The second half of this work is intended as reference for a broad range of situations, guiding parents to consider motives of children acting out in various ways and presenting guidelines for consequences and correction. Since the concepts are the same, the precise applications ended up being rather repetitive.
Useful book about the importance of helping kids develop internal direction and motivation. Also covers the negative side effects of good intentioned parenting such as helicoptering, dictating and ill conceived reward systems.
Plenty of actionable advice and "do's" and "don'ts" although, in my own experience, some of the tactics are not entirely easy to apply because of my ingrained habits as a parent. That said much of it is about the way you speak to your kids and it all makes sense - I would recommend this book to parents of young kids and preteens.
Honestly I did not finish this book. I did agree with some of it, but the author was really writing to traditional life style parents. I could not keep relating to her examples of school and what she assumed to be everyone's life.
A little long winded, and like any parenting book, I am not on the wagon with everything. The middle and end have some very useful questions for starting cinversations with kids. there are also many useful examples in the back.
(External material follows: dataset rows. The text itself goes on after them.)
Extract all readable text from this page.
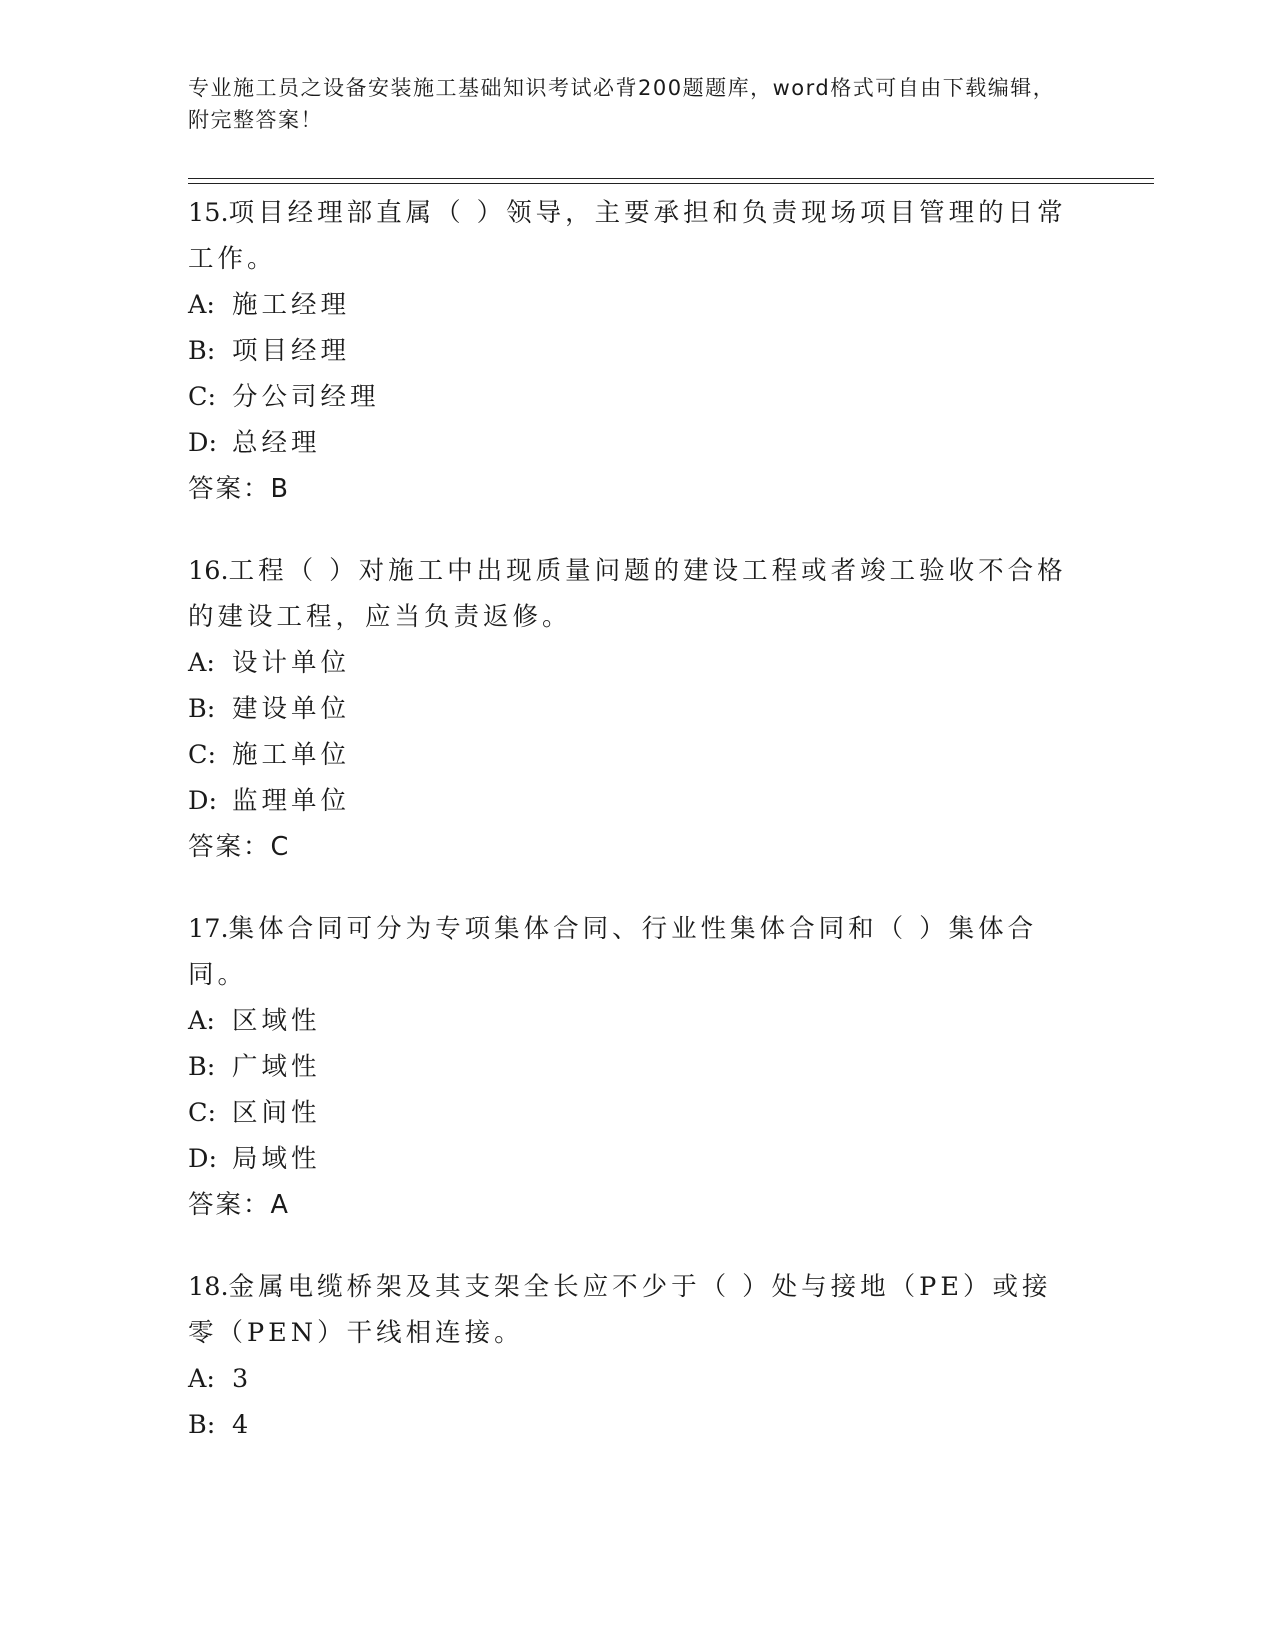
专业施工员之设备安装施工基础知识考试必背200题题库，word格式可自由下载编辑，附完整答案！

15.项目经理部直属（ ）领导，主要承担和负责现场项目管理的日常工作。

A: 施工经理
B: 项目经理
C: 分公司经理
D: 总经理
答案：B

16.工程（ ）对施工中出现质量问题的建设工程或者竣工验收不合格的建设工程，应当负责返修。

A: 设计单位
B: 建设单位
C: 施工单位
D: 监理单位
答案：C

17.集体合同可分为专项集体合同、行业性集体合同和（ ）集体合同。

A: 区域性
B: 广域性
C: 区间性
D: 局域性
答案：A

18.金属电缆桥架及其支架全长应不少于（ ）处与接地（PE）或接零（PEN）干线相连接。

A: 3
B: 4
These practical things are the nuggets in this book for me.
Intriguingly, seems to suggest to parents how to raise children in a manner that the author considers ideal, rather than how parents and children can think for themselves. I was disappointed with much of it for this reason.
This looked like a really good book, and then I just never got around to reading it. We kept moving it from house to house and I would pull it out, but it would sit around. I'm not sure what the trouble was. I think I finally gave it away.